Crafty Carriers: Armoring vesicles for more precise and reliable drug delivery

Transporting drugs into the body can be hit-or-miss because many delicate molecules break down before they reach their target. In an attempt to develop protective drug-delivery tools, materials scientists have now fabricated micron-size polymer vesicles that are sturdy enough to navigate the bloodstream unscathed and yet release their cargoes on target.

In the past few years, several research groups have focused on developing drug carriers called liposomes (SN: 1/18/03, p. 43: Delivering the Goods). The membranes of these hollow spheres consist of fatty molecules—lipids—in the same arrangement as that of similar lipids in a living cell’s membrane. However, liposomes themselves are fragile; their membranes are “as thin as soap bubbles’,” notes Richard Jones of the University of Sheffield in England.

To fabricate tougher liposomelike vesicles, Timothy Deming at the University of California, Santa Barbara and Darrin Pochan of the University of Delaware in Newark enlisted polymers of amino acids, the building blocks of proteins. To make the polymers behave as lipids do, the researchers designed the amino acid chains to have one water-repelling and one water-attracting end.
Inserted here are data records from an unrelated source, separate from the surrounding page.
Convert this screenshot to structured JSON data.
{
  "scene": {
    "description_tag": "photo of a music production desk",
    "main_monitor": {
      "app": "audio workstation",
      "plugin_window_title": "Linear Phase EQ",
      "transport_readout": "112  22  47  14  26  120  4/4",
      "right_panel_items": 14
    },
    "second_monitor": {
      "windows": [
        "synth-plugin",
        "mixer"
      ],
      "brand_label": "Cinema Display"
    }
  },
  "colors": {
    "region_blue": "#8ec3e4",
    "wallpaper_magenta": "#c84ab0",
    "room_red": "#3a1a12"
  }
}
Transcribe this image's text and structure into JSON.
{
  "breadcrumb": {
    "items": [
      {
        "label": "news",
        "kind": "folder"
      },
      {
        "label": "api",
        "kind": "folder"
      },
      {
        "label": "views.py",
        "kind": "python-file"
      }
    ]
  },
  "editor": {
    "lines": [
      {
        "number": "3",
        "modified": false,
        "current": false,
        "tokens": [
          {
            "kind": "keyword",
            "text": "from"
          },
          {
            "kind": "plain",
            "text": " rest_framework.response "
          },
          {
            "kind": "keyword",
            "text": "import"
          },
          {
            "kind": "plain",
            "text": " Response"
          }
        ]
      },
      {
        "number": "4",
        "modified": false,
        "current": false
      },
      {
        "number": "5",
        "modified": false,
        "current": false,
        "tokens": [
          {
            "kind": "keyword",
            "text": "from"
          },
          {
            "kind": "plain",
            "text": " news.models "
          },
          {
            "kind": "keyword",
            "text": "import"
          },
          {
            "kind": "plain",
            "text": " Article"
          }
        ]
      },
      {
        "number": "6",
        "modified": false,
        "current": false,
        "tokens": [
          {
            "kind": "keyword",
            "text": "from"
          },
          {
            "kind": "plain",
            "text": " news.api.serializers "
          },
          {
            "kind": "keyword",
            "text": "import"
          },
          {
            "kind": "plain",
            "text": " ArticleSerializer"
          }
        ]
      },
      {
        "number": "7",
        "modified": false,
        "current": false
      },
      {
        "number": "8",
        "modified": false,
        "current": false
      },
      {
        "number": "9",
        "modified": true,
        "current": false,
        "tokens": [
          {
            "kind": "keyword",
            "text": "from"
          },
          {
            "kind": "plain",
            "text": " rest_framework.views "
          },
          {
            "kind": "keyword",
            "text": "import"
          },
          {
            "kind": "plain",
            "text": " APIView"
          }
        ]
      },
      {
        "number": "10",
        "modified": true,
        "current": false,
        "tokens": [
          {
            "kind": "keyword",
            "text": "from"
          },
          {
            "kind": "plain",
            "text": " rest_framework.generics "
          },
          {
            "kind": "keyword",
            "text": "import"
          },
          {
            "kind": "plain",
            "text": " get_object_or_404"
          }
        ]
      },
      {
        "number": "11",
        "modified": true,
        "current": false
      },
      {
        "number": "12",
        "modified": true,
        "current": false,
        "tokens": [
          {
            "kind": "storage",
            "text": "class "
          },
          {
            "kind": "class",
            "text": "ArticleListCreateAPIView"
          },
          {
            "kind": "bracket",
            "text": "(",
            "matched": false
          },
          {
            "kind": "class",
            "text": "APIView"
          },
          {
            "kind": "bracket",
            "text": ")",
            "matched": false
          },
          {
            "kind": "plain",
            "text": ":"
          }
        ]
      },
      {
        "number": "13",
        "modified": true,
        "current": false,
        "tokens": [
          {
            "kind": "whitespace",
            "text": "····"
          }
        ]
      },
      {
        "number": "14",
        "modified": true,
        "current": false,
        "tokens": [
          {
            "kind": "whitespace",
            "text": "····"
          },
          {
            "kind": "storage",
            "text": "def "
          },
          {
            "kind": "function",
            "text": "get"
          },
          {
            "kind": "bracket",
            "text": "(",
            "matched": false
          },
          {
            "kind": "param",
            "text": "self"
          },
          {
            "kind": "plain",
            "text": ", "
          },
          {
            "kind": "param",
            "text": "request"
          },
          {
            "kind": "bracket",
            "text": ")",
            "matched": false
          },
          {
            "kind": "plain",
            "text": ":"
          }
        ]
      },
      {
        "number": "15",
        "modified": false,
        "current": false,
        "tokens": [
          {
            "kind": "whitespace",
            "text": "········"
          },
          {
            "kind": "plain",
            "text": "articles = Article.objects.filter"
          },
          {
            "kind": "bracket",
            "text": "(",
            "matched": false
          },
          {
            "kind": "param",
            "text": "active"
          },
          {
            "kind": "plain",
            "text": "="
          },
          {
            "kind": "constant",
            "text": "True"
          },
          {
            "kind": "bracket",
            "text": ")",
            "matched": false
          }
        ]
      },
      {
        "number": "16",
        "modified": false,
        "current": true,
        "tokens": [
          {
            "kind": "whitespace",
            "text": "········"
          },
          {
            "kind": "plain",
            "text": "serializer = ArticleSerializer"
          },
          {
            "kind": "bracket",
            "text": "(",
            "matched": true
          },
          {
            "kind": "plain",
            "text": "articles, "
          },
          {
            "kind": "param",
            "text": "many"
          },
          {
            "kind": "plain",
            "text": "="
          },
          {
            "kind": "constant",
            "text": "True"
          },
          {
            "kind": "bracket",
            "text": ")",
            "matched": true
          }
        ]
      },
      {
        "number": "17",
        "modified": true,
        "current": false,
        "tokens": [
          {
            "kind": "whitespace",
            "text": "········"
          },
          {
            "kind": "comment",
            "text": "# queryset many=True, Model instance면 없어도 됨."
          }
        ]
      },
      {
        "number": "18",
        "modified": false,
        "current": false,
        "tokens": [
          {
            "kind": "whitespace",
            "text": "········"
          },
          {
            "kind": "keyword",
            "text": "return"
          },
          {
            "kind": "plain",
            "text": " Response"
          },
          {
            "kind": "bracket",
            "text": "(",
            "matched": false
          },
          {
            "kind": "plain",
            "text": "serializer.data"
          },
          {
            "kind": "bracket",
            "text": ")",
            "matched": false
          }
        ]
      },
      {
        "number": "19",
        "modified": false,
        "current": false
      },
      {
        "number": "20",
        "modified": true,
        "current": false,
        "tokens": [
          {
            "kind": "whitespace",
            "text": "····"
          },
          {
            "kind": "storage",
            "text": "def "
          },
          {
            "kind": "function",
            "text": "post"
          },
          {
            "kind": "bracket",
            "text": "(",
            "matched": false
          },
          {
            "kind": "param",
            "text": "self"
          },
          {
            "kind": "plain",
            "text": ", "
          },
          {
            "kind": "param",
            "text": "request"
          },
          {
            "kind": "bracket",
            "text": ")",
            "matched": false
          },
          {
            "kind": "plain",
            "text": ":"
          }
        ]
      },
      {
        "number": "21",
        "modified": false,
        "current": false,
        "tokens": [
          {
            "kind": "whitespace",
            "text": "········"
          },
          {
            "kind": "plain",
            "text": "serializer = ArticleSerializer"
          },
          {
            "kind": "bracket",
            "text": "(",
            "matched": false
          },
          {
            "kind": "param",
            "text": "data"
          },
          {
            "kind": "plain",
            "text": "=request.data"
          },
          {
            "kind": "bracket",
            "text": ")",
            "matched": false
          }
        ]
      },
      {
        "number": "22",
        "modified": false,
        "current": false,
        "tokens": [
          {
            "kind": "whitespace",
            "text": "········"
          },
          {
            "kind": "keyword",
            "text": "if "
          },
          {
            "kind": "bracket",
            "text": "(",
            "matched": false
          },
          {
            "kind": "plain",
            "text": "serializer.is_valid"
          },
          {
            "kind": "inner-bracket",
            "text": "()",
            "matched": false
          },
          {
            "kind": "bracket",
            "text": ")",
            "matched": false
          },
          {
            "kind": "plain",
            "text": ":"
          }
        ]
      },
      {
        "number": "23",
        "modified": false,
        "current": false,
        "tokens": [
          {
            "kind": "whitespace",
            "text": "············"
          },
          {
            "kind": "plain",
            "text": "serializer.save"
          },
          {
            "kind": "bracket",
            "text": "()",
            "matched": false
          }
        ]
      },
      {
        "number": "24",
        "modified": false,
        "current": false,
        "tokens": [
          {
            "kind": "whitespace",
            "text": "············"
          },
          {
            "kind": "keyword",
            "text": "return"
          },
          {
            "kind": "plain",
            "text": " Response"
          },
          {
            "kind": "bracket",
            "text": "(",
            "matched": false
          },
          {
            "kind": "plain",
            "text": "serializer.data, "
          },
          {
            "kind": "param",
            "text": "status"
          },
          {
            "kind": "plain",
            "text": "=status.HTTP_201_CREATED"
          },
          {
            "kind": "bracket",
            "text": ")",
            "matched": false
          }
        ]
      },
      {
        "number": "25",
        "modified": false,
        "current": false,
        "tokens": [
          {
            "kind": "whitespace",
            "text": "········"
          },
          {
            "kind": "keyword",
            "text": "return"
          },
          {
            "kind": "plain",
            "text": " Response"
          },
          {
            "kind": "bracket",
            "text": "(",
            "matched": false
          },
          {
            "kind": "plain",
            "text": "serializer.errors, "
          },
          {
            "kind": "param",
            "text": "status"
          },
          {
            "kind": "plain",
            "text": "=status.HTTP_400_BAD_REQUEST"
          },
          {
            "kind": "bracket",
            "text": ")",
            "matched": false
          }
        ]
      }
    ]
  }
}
When added to a water solution, these polymers spontaneously assembled into vesicles. However, instead of having two molecule layers, as membranes of a regular liposome do, the new membranes had three layers. The added thickness makes the vesicles tougher than liposomes, the researchers report in the April Nature Materials.

“We envision that these materials [will] posses attributes useful for applications in biotechnology and medicine,” say the researchers.

Although thickening the armor on vesicles can better protect their contents, it creates a problem for getting the drugs out of the vesicles on cue. Deming and his colleagues overcame that challenge by tweaking the amino acid composition of the polymer’s water-attracting segment to make the polymers responsive to a change in acidity, or pH.

The researchers next enclosed a fluorescent dye inside vesicles formed from the new polymer and lowered the pH of the solution containing the spheres. This disrupted the membranes, releasing the dye. Future alterations in the amino acids could tailor the vesicles to respond to various pH environments, such as in the gastrointestinal tract or a cancer cell.

The response to pH is akin to the way many viruses infect cells, say the researchers. The acidic cellular interior triggers the virus’ protein coat to open and release the invader’s genes.

Jones says that vesicles made of amino acids could be an “altogether more useful product” for drug delivery than those made of liposomes.